How to do it: Password Attacks

Code-first cards showing the main password attack styles, the common audit tool names people mention, and the controls that stop them.

Tool overview Rendered preview Defense first
Safe learning mode: this page names commonly referenced password-auditing tools for awareness, but the code examples stay on protection, monitoring, and safer authentication design.

Card 1 — brute force and dictionary pressure

Show that weak passwords fall quickly when they are short, common, or reused.

Preview + Code
password audit overview
$ audit-tools --list Hashcat → offline hash auditing John the Ripper → password audit lab Hydra → login testing in authorized labs lesson: weak passwords fail under repeated guesses

Password policy example

Teach the fix with stronger password rules instead of attack steps.

# Example validation policy
const passwordPolicy = {
  minLength: 14,
  requireUnique: true,
  blockCommonPasswords: true,
  requireMFA: true
};

// Goal: make guessing economically unhelpful.

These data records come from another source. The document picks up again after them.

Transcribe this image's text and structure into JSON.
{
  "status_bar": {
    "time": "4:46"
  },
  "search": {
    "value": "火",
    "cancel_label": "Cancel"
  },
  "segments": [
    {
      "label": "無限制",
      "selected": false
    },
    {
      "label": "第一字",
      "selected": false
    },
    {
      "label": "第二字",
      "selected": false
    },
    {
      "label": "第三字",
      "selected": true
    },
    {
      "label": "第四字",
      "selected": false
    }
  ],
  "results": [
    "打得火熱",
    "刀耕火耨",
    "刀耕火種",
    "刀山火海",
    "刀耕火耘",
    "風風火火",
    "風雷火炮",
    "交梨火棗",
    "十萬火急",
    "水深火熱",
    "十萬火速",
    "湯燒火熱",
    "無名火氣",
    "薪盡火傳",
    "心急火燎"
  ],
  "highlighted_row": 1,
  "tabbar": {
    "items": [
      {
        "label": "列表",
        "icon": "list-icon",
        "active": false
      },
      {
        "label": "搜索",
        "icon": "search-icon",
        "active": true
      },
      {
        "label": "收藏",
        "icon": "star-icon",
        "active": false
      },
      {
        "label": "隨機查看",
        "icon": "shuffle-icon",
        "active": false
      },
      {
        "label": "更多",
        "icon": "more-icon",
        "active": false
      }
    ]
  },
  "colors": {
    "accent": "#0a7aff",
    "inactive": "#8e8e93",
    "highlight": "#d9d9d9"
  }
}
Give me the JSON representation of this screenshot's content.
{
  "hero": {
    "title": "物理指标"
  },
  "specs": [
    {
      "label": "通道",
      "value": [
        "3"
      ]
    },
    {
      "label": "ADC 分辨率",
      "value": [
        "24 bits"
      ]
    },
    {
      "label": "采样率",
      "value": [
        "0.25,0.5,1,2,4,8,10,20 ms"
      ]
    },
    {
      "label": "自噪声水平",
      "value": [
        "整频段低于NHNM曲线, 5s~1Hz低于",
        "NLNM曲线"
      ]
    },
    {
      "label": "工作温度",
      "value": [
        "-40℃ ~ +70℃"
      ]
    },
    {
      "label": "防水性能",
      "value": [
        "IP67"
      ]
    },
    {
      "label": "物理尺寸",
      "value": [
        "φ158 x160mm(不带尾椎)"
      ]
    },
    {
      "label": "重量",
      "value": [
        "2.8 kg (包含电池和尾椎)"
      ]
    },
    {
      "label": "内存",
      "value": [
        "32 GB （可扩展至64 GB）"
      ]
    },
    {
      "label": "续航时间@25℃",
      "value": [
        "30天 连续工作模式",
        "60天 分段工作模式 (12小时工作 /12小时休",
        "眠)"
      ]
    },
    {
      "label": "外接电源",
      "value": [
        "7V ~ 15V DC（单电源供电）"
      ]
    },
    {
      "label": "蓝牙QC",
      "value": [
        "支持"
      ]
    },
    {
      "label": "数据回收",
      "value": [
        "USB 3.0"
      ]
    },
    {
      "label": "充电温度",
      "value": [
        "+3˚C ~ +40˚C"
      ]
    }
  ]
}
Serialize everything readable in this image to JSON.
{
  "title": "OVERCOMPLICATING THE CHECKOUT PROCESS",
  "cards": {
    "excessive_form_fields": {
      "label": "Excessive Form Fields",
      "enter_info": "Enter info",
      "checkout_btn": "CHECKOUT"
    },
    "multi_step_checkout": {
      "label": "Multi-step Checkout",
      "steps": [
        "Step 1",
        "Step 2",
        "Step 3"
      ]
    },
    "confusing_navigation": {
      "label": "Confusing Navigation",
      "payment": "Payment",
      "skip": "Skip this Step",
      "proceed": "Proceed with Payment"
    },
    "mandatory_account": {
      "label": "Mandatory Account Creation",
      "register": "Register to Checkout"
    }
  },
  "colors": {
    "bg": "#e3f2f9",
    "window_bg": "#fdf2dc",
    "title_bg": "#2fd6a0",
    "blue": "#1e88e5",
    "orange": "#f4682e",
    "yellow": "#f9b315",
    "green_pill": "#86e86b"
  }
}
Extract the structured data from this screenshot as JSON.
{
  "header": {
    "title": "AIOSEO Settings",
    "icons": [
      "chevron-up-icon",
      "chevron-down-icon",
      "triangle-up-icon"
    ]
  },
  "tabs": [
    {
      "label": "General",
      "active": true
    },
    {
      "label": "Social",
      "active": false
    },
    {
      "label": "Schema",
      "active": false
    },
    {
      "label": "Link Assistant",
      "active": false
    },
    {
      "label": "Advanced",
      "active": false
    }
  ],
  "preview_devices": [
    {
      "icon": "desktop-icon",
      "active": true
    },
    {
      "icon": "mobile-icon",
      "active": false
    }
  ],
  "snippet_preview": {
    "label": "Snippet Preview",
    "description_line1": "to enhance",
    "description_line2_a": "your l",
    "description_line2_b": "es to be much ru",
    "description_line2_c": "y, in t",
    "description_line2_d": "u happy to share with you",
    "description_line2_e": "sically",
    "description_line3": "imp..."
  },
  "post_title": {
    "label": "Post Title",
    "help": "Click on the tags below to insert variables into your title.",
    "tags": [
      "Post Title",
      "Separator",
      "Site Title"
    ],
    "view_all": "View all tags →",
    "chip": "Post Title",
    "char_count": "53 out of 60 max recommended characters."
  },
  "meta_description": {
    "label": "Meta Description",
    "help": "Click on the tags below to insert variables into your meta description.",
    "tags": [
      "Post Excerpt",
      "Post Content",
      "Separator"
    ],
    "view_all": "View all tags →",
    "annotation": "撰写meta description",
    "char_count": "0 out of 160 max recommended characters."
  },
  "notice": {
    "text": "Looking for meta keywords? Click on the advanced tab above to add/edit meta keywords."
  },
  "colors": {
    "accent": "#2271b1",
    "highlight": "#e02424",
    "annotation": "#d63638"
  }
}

Card 2 — credential stuffing tools and reuse

When old breach passwords are reused, automation can try them across many sites.

Preview + Code
Reuse risk
Same password on mail, shopping, and social accounts.
Commonly mentioned in awareness: Burp Intruder, Sentry MBA style combo testing.
one leaked password can spread damage

Account lock and rate-limit defense

Use defensive code to slow automation and alert on repeated failures.

# Express example
const rateLimit = require("express-rate-limit");

app.use("/login", rateLimit({
  windowMs: 15 * 60 * 1000,
  max: 5,
  message: "Too many login attempts"
}));

Card 3 — password spraying and detection

Spraying tries a few common passwords across many users and can hide inside normal traffic if you do not monitor it.

Preview + Code
auth-monitor.log
[ok] mfa challenge sent [warn] 14 users hit with the same bad password [warn] geo anomaly detected response: alert SOC and force reset

Detection logic example

This turns the lesson toward monitoring instead of misuse.

# Pseudocode for alerting
if same_bad_password_attempts > 10 and distinct_users > 5:
    trigger_alert("possible password spraying")
    require_captcha = True
    force_mfa_stepup = True

Card 4 — the tools that stop it

Close the page with the defensive stack that actually protects accounts in the real world.

Preview + Code
Password manager
Generates long, unique passwords.
MFA app / security key
Adds a second step after the password.
Breach monitoring
Warns when credentials appear in known leaks.
unique password + MFA wins

Defense checklist in config style

End with the settings that matter most.

# Recommended auth settings
password_manager = "enabled"
mfa = "required"
breach_check = "on_password_change"
login_alerts = "enabled"
passkey_support = "preferred"

# Best outcome: no reused passwords and no password-only logins.